To know the ground situation, the bench asked the Centre to furnish data on registration of FIRs against Muslim men across India for attempting to divorce their wives through triple talaq despite it being declared unconstitutional by SC in 2017 and criminalised by law in 2019.
Solicitor general Tushar Mehta said “the statistics would give the real picture of the situation in rural areas” and justified the need to criminalise the practice, adding that SC declaring talaq-e-bidat, or triple talaq, as unconstitutional did not deter Muslim men from continuing with the practice. He said unlike most laws enacted to protect women from abuse, harassment and discrimination that provide for a minimum punishment of three years, the 2019 law has set the maximum punishment at three years, while leaving it to the discretion of the court to decide the quantum of imprisonment and fine.
Many Muslim organisations have questioned the validity of the 2019 legislation on the ground that once a practice was banned, there was no question of any Muslim man obtaining a legally valid divorce through this method. Senior advocate M R Shamshad and counsel Nizamuddin Pasha said mere utterance of triple talaq could not be criminalised and made liable to prison term. This threat of imprisonment for similar utterances by men professing other religions was not there, hence the 2019 law was discriminatory, they argued.
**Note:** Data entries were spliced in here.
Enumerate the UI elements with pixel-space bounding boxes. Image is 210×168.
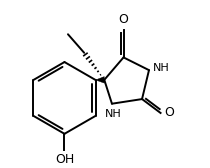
Text: OH: OH (55, 154, 74, 166)
Text: NH: NH (105, 109, 121, 119)
Text: O: O (119, 13, 129, 26)
Text: O: O (165, 107, 175, 119)
Polygon shape (96, 77, 104, 83)
Text: NH: NH (152, 63, 169, 73)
CJI Khanna said for Hindus, Sikhs, Jains, Buddhists and Christians, marriage laws are codified and provide a procedure for divorce with no provision for instant divorce. “Let the Centre file the requisite data. We will examine it,” the bench said and posted the matter for the last week of March.
Mehta said govt, by enacting the law, intended to stop exploitation of Muslim women who had the threat of triple talaq hanging over their heads. Referring to the 2017 five-judge bench judgment on the lead petition by 35-year-old Shayara Bano, who had challenged the regressive practice that ended her 15-year marriage in an instant, SG quoted a famous couplet, “Talaq toh dete ho itab-o-kahar ke saath, mera shabab bhi lauta do meri mehr ke saath (you are giving me talaq with anger, but as you return my mehr money, also return my youth).”
The Centre in its affidavit had countered the petitioners’ argument that marriage being governed by personal law must be exempted from the ambit of criminal law. The Centre’s affidavit said, “Marriages are a social institution which the state has a special interest in protecting. It is beyond doubt that the state can protect the stability of marriages by resorting to the device of criminal law.” It cited enactment of Protection of Women from Domestic Violence Act, 2005, and Dowry Prohibition Act, 1961.
Shamshad argued that police took months to register FIRs under DV Act despite allegations of physical assault by husbands, yet they registered FIRs instantaneously under the 2019 law and sent Muslim men to jail.